Although the novel coronavirus has not caused any drug shortages, health regulators around the globe are preparing for potential disruptions as the outbreak drags on. Meanwhile, AstraZeneca is also expecting the outbreak to hit its business in 2020 given its high exposure to the Chinese market. Akebia Therapeutics will use a priority review voucher to speed things up with the evaluation of Otsuka-partnered anemia drug vadadustat, a potential rival to FibroGen and AZ’s roxadustat. And more.
AstraZeneca’s China sales grew by 28% at constant currencies in the fourth quarter to $1.19 billion, which accounted for 19% of the drugmaker’s total quarterly haul. AZ’s been projecting a mid-teens growth rate for its China business in the midterm due to a value-based procurement program. But the ongoing coronavirus represents a more imminent threat.
As the COVID-19 outbreak continues in China, the FDA has halted all plant inspections there for now. While the drug and medical device supply chains have held so far, the agency’s keeping an eye out for potential disruptions to supply or shortages, FDA Commissioner Stephen Hahn said. EU Health Commissioner Stella Kyriakides said her group has a task force monitoring supplies, and no shortages have occurred. India’s government determined local drugmakers have about two months of API supply on hand.
Akebia Therapeutics will use a priority review voucher license Vifor Pharma has bought to shave four months off the FDA review of oral anemia drug vadadustat. Akebia is sharing U.S. rights to the drug with Otsuka. The pair is racing against FibroGen and AstraZeneca’s roxadustat in the novel HIF-PHI class, which is being billed as a more convenient and safer alternative to erythropoiesis-stimulating agents.

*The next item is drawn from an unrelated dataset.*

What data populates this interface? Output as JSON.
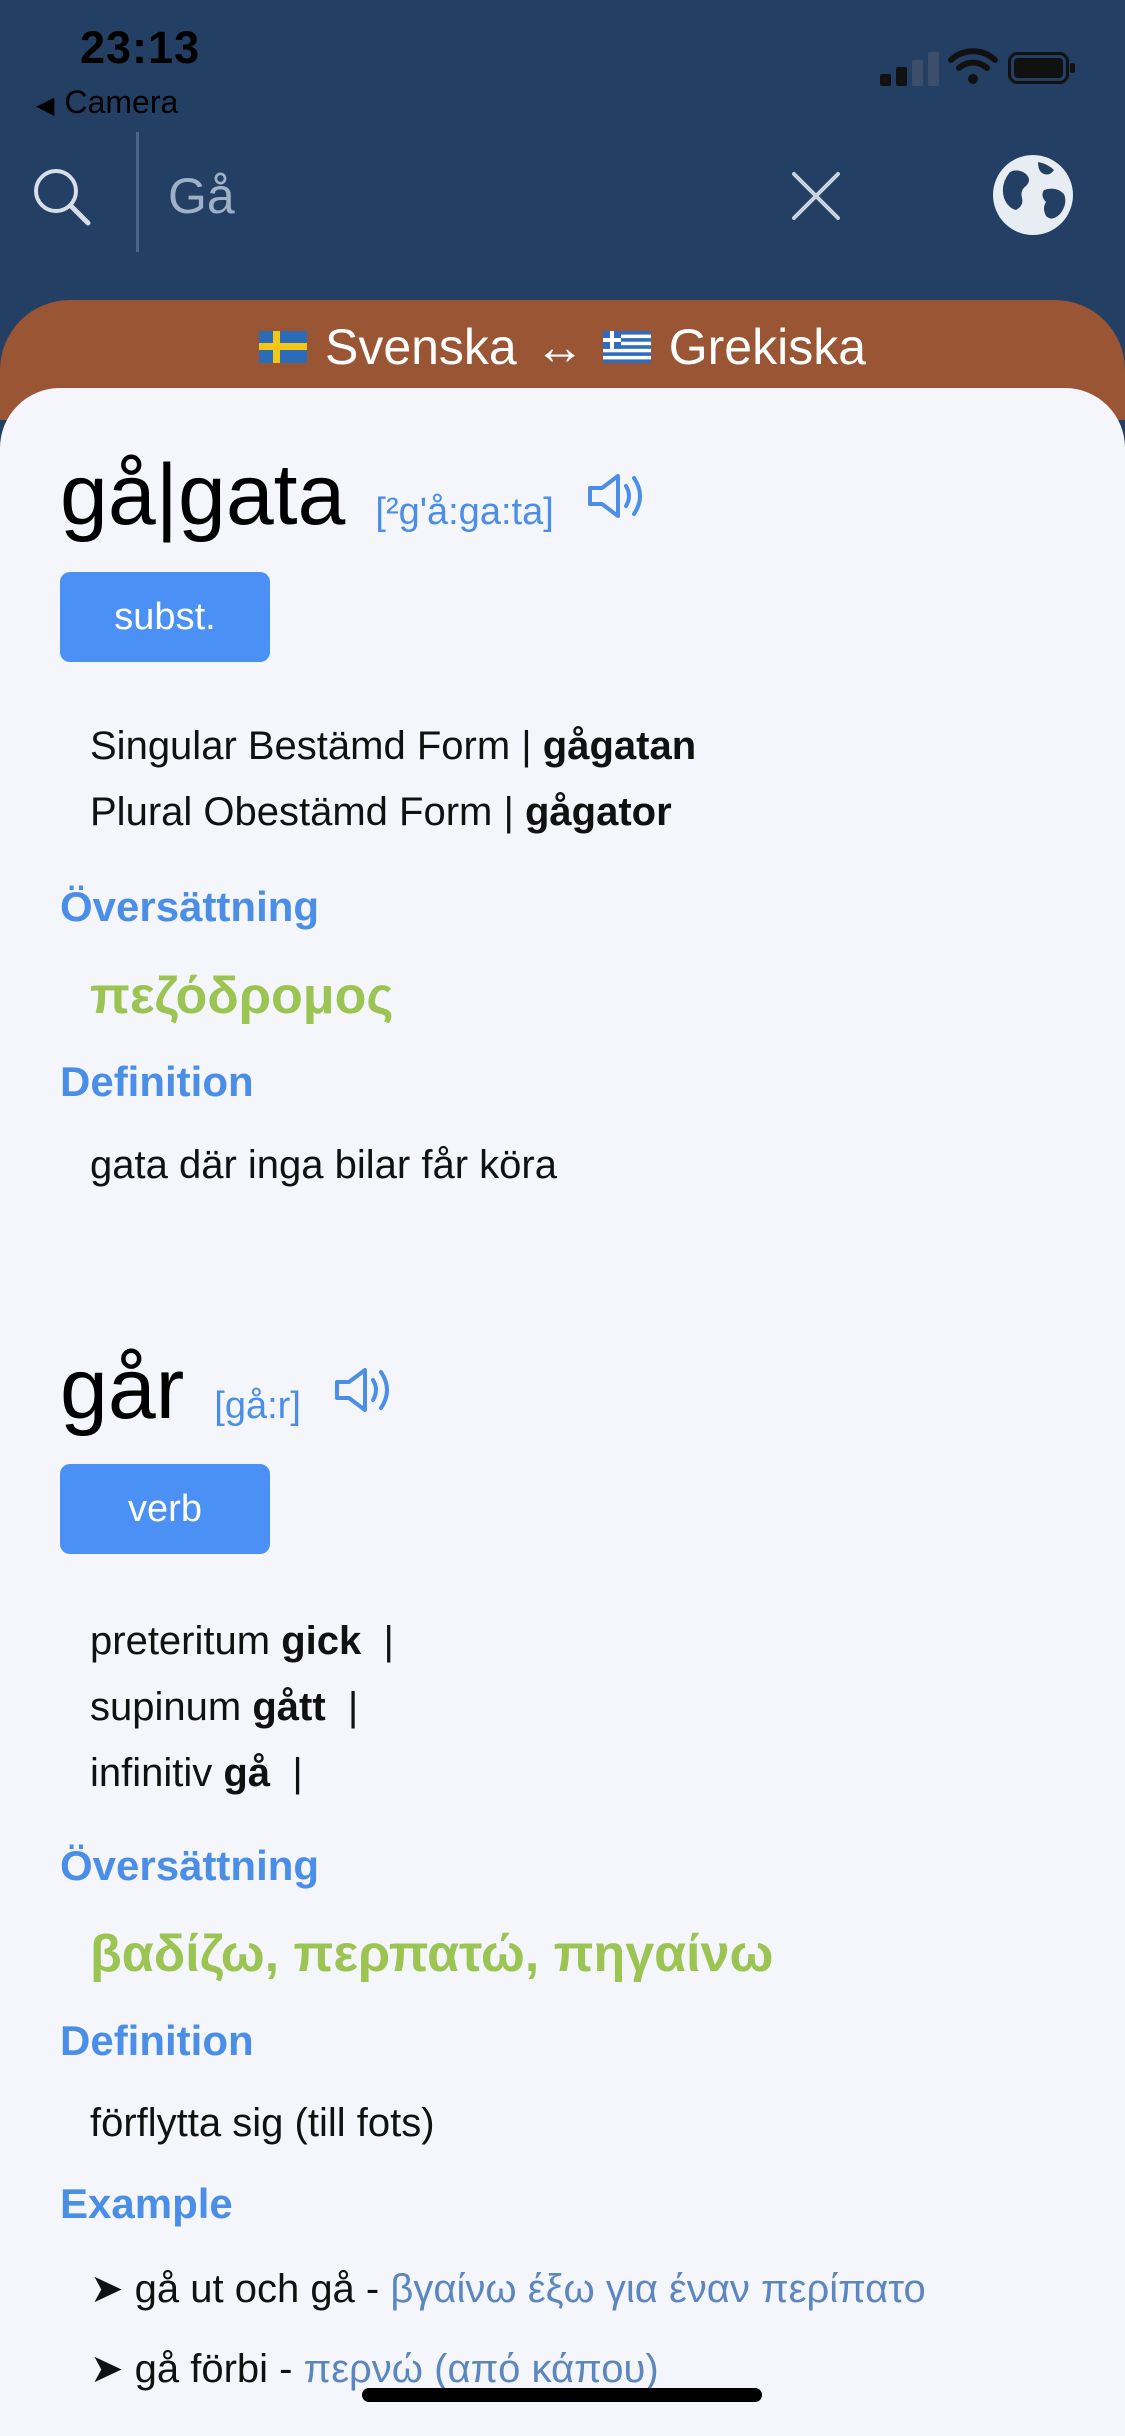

Pairing Astellas and Seattle Genetics’ Padcev with Merck’s Keytruda induced a response in 73.3% of previously untreated bladder cancer patients who’re ineligible for cisplatin chemo in a phase 1b/2 study. Patients went a median 12.3 months without tumor progression, the update showed. SVB Leerink’s Andrew Berens projected the durability could help Padcev achieve $5.8 billion in peak sales.
Audentes Therapeutics, which was just bought by Astellas, is pouring $109 million into building a 135,000-square-foot gene therapy manufacturing facility in Sanford, North Carolina. The first phase is expected to be operational by 2021. Eventually, the site will employ 200.
In an interview with the Japan Times, Takeda CEO Christophe Weber said the “world has to be more proactive than reactive” in its vaccine investment. The former GSK vaccines head plans to make Takeda’s vaccine franchise a core business group.
Everest Medicines has appointed Eli Lilly veteran Kerry Blanchard as its CEO, as the Shanghai-based company intends to submit its first new drug application this year. Blanchard was most previously Lilly’s senior vice president of China drug development before taking up the chief scientific officer job at fellow Chinese biotech Innovent Biologics.
Eisai’s H3 Biomedicine has poached Kura Oncology’s cofounder Antonio Gualberto to be its chief medical officer. At his job, Gualberto will oversee R&D efforts around three clinical cancer candidates. The biotech also has a deal with Bristol-Myers Squibb to leverage its RNA splicing tech.
Eisai is pulling obesity med Belviq off the U.S. market after the FDA warned of a possible link to increased cancer risks in patients with either a cardiovascular disease or multiple risk factors. The observation came from a long-term study originally meant to examine the drug’s CV safety profile.
Dr. Reddy’s said an eight-observation Form 483 the FDA issued last August for its formulations facility in Duvvada, India, has been granted voluntary action initiated by the agency. The designation means the FDA won’t take enforcement action because the plant meets at least “minimally acceptable state of compliance.”
Sun Pharma has launched its “Take on Acne” awareness campaign. The initiative is targeting young people ages 12 to 25 to dispel misconceptions about acne and help them take control of what’s often a stigmatizing condition.
A collaboration between the Indian government, the FDA and other U.S. enforcement agencies stopped 500 shipments of drugs from illegally entering the U.S. The operation uncovered about 50 different FDA-regulated products, including for cancer and HIV, as well as opioids.